Colorado regulators over the weekend adopted new rules to curb emissions from oil and gas drilling, including the nation's first such regulations that target emissions of methane.
The trade association for the state's oil and gas producers, the Colorado Oil & Gas Association (COGA), praised the rulemaking processes and said its members would work with regulators to implement the rules. However, COGA's Doug Flanders, director of policy and external affairs, expressed disappointment at the blanket approach regulators took in applying the rules.
"...[W]e were not successful in ensuring that the rule accommodates the differences in basins and operators," Flanders said. "Nevertheless, we are committed to working with our operators, our communities and the state to successfully and effectively implement these rules."
The rules adopted were the result of a collaboration of energy companies and environmental groups. Among the energy companies providing input were Encana Oil and Gas, Anadarko Petroleum Corp., Noble Energy., Pioneer Natural Resources, XTO Energy, WPX Energy and DCP Midstream. Environmental Defense Fund also was a party to the proceeding, as were numerous local community and environmental groups.
The commission approved the rules by a vote of eight to one after rejecting revisions that would have exempted smaller wells and would have applied the new rules only in areas where violations of federal air quality standards are frequent.
The regulations require the installation of equipment to reduce leakage of methane and volatile organic compounds (VOC) and to control or capture 95% of emissions. According to hearing testimony by the company, Noble expects to have to spend $3 million per year in order to comply with the new rules. Overall, the cost to comply with the new rules is pegged by the Air Pollution Control Division at about $40 million; however, industry estimates set the cost much higher, at about $100 million.
Producers will have to inspect well sites as often as monthly, depending upon a well's level of production. Leaks that are discovered must be fixed within 15 days.
The rule proposal was presented to the Colorado Air Quality Control Commission last November (see Daily GPI, Nov. 18, 2013). The rules were adopted over the weekend, largely as proposed, following a five-day hearing. The rulemaking process was initiated by the Colorado Department of Public Health and Environment's (DPHE) Air Pollution Control Division more than a year ago.

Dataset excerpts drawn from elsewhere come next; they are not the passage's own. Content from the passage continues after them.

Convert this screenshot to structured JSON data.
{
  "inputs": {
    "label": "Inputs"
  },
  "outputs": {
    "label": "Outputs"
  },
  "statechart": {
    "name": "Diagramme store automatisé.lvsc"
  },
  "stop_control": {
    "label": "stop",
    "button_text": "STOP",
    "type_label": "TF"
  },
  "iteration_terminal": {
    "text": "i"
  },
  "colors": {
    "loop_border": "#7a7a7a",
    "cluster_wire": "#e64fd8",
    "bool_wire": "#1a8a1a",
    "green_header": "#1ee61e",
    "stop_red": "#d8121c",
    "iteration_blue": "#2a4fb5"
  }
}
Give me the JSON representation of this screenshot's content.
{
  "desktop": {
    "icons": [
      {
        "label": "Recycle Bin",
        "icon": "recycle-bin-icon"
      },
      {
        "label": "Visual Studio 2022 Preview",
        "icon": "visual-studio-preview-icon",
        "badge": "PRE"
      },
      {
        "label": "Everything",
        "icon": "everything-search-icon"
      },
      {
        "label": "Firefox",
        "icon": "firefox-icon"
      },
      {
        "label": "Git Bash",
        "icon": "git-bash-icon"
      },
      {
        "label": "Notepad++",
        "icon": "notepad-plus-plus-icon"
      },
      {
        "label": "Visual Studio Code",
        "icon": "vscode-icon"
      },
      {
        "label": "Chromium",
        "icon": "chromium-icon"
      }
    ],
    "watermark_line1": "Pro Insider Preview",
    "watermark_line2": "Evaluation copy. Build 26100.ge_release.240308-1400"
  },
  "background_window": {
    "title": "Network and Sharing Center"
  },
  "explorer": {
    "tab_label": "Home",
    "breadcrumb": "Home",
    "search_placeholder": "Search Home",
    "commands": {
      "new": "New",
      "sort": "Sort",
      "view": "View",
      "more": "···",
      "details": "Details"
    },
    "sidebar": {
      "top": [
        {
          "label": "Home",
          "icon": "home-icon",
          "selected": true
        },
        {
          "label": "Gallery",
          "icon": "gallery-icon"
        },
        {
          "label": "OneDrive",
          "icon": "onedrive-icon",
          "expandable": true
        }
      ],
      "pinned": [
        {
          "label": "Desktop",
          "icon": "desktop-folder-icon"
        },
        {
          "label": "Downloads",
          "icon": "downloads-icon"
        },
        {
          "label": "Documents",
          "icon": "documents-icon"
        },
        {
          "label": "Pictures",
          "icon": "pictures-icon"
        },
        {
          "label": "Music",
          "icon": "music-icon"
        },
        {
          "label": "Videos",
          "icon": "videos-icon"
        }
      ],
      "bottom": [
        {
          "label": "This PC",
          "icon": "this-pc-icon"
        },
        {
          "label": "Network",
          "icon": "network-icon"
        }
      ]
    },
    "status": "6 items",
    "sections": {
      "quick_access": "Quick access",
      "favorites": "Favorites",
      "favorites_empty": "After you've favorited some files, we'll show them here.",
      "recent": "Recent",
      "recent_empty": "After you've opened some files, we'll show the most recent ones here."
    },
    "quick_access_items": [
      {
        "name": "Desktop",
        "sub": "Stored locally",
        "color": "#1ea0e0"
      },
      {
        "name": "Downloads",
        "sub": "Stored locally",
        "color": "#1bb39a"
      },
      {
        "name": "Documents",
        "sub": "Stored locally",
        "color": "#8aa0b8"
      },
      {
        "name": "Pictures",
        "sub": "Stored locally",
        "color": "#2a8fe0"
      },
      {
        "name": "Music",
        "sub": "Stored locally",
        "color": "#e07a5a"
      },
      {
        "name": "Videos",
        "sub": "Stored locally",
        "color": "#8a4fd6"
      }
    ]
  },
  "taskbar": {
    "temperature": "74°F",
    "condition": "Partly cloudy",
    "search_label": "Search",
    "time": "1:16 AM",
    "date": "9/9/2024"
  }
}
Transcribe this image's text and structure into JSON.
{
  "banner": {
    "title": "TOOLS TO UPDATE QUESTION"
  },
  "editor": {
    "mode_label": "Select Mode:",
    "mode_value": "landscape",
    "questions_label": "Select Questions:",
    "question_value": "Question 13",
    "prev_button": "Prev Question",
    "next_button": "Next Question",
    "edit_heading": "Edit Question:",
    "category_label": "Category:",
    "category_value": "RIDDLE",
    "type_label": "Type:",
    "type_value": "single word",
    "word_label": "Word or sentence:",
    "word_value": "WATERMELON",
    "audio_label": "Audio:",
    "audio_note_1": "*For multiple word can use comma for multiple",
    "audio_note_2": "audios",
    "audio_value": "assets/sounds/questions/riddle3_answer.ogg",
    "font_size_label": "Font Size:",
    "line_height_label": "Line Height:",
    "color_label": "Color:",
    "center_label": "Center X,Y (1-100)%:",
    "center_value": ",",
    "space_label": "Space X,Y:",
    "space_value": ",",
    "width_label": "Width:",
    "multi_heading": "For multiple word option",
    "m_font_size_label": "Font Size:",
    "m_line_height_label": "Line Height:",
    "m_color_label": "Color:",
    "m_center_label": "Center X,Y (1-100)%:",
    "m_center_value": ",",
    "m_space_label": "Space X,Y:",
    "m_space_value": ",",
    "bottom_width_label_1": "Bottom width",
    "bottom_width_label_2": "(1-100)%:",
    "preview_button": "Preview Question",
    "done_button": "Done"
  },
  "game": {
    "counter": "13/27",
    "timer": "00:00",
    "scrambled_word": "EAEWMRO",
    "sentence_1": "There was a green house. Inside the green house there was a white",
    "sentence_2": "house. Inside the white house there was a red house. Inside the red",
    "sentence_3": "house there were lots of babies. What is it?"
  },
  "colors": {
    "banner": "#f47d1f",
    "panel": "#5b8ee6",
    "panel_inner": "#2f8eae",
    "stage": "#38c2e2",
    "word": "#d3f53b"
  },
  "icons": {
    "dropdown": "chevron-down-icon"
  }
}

DPHE officials said they gathered input for the proposed rules from a diverse stakeholder group and would require, among other things:
- Leak-detection systems for tanks, pipelines and other drilling/production processes and compressor stations;
- Instrument-based monthly inspections of large sources of emissions;
- Timelines to repair leaks;
- Emissions restrictions outside nonattainment areas; and
- More stringent limits on emissions from dehydrator units near residential areas.
DPHE officials have estimated that the rules would cut nearly 92,000 tons/year of VOC, or 34% based on a 2011 inventory. Oil and natural gas VOCs have been measured at 275,000 tons annually.
In fall 2012, the commission partially adopted federal standards applicable to crude oil and natural gas production, transmission and distribution. At the time it directed the Air Pollution Control Division to consider their full adoption, which ultimately led to last week's rulemaking.
"...Colorado has seen significant growth of oil and gas development in recent years, and that growth is expected to continue in the foreseeable future," the commission said in documents proposing the rule adoption. "The oil and gas industry is a significant source of VOC emissions (an ozone precursor). This is particularly true of oil and gas storage tanks.
"Oil and gas operations also emit methane, a negligibly reactive ozone precursor and a potent greenhouse gas. Division air monitors and other sampling indicate elevated levels of oil and gas related compounds in oil and gas development areas. Improved technologies and business practices can reduce emissions of hydrocarbons, such as VOCs and methane, in a cost-effective manner. Many Colorado operators are already utilizing such technologies and practices to some degree..."
Commission staff have also been directed to explore further regulations that would apply to the oil and gas industry, including the potential regulation of emissions from natural gas compressor stations downstream of the wellhead.
Gov. John Hickenlooper has been an advocate of regulations to protect the state's environment. "We're committed to holding the oil companies to the highest standards to protect Coloradans and our air and water," the governor said in January (see Daily GPI, Jan. 15). However, Hickenlooper is in league with the governors of other energy-producing states in insisting that regulation should come from the states themselves and not the federal government (see Daily GPI, Feb. 19).